ZTE unveiled details of a new 5G access network architecture based on dynamic mesh networking and IP backhaul. The move comes despite no formal industry definition of 5G being anywhere near confirmed.
“In 5G networks there could be many types of base station including UDN [user densification network], massive MIMO [multiple-input multiple-output], traditional macro, and D2D,” said ZTE in a statement. “These various base stations will coordinate with each other horizontally more often than they do in 4G networks, and so will require a dynamic and adaptive wireless mesh network.”
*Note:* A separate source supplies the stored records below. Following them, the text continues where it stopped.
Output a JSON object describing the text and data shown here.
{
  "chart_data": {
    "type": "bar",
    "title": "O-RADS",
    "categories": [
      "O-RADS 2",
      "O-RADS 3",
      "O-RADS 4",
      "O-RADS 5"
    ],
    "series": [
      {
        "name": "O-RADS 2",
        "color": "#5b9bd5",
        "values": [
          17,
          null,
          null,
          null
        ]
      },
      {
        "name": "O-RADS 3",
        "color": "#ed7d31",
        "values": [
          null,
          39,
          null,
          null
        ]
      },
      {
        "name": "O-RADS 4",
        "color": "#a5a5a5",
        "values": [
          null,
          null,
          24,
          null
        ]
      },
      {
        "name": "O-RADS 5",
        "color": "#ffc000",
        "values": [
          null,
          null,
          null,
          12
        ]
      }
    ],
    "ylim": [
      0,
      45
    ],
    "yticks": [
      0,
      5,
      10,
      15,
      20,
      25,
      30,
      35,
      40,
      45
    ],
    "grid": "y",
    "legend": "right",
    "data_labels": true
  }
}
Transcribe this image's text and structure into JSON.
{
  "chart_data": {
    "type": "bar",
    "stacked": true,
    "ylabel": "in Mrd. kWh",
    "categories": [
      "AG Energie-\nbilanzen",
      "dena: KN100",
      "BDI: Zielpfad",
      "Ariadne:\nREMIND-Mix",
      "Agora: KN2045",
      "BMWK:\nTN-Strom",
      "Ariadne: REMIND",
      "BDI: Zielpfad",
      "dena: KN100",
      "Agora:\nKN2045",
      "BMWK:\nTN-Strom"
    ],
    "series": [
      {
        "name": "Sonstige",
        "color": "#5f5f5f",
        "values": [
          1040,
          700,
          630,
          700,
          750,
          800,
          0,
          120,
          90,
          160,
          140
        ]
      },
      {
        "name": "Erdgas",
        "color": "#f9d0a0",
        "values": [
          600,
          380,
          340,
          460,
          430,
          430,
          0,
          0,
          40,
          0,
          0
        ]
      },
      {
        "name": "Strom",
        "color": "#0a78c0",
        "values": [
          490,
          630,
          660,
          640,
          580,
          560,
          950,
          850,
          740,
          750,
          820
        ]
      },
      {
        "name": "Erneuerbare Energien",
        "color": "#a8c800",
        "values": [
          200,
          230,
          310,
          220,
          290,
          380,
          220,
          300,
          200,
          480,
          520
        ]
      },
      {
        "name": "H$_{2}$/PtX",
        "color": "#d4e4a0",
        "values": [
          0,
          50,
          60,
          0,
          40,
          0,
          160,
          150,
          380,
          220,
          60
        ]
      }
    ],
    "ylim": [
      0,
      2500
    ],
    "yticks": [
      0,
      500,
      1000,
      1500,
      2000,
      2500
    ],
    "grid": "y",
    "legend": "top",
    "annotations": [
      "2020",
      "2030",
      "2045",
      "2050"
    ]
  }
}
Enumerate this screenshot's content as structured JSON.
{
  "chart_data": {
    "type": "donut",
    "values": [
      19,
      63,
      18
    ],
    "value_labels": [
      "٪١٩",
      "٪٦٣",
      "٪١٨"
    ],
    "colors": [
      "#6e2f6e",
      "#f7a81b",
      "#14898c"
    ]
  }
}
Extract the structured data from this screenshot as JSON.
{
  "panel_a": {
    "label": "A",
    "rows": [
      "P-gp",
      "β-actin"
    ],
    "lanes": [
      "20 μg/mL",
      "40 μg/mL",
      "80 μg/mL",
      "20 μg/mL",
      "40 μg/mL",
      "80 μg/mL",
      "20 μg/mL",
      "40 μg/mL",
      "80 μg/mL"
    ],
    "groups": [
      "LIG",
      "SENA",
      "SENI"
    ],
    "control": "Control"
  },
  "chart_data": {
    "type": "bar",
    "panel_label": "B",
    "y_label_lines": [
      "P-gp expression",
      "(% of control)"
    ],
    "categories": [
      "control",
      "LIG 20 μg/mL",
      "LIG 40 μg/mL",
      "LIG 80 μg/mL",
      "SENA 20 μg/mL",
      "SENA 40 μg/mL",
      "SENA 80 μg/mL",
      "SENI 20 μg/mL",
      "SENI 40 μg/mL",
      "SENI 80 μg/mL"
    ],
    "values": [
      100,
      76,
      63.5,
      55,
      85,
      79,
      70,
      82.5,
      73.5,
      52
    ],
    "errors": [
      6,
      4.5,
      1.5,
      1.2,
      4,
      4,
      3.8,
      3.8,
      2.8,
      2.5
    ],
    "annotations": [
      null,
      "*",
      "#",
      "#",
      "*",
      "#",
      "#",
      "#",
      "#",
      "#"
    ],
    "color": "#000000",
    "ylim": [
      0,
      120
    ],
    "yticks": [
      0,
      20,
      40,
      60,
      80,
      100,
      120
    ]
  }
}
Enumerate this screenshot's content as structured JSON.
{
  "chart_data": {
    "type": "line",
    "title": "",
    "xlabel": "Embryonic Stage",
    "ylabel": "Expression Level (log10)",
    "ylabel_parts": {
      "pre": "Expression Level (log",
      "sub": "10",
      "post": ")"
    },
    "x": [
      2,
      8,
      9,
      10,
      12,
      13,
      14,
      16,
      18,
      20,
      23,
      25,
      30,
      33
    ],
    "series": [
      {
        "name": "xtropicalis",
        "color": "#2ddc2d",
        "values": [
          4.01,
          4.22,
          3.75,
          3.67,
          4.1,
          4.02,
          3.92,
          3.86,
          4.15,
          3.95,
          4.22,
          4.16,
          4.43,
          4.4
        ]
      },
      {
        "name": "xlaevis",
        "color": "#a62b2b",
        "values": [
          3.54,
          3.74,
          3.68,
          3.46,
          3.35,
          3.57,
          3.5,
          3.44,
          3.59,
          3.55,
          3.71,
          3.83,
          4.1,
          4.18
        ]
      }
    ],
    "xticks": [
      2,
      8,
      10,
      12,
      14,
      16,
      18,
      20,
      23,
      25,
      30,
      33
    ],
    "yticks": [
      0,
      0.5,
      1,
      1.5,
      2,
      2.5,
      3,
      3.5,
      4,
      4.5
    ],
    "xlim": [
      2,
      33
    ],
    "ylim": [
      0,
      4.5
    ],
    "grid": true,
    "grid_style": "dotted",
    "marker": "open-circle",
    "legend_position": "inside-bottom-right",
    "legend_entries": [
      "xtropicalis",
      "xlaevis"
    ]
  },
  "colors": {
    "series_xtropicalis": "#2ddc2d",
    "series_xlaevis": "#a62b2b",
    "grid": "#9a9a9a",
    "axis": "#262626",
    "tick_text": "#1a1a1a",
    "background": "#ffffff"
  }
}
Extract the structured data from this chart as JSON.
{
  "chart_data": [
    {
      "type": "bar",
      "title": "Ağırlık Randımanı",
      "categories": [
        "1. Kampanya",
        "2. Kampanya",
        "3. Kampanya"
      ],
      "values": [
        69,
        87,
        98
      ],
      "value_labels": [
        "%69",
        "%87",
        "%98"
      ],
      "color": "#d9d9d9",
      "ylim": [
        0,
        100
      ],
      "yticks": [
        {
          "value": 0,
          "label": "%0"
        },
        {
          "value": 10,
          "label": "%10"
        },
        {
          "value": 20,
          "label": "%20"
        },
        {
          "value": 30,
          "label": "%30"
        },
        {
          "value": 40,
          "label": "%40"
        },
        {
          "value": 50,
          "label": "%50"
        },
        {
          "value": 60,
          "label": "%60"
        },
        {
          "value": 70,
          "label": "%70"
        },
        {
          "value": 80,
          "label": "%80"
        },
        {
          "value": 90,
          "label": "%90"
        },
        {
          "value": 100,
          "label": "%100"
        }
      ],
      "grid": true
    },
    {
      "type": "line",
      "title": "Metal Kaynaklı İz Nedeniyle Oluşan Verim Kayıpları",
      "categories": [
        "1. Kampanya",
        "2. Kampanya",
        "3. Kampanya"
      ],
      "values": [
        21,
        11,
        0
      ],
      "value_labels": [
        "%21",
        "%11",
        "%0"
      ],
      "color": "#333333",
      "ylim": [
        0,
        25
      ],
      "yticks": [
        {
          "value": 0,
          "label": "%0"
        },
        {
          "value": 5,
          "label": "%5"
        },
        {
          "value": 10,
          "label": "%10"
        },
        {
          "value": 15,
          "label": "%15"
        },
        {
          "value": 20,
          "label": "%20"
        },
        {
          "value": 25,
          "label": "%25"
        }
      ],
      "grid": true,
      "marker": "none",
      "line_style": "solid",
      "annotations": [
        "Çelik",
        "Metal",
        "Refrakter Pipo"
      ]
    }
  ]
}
ZTE claims such an approach will make it possible for 5G networks to implement highly-effective SDMA (space-division multiple access) and expressed hope that this area would become the “next telecoms industry hotspot for 5G technology research”.
ZTE has already ploughed resources into SDA (software defined air-interface) technology – research began in 2009 – which it claims would help support a flexible 5G access network.
“ZTE’s 5G SDA solution allows self-adaptation of the air interfaces, so that in the same network, a network element can supporting a variety of services, and the SDA can allow multiple wireless access technologies for optimal adaptation, maximising air interfaces efficiency,” said ZTE’s Xiang Jiying. “At present, SDA technology is a key research area for 5G.”
For base station collaboration technology, ZTE said it had already developed its Cloud Radio solution, which lays a “solid foundation for partially-dynamic 5G mesh networks”.
ZTE’s announcement comes only days after Europe and South Korea announced a pact to jointly develop 5G technology. A definition of what 5G actually means is targeted for the end of 2015.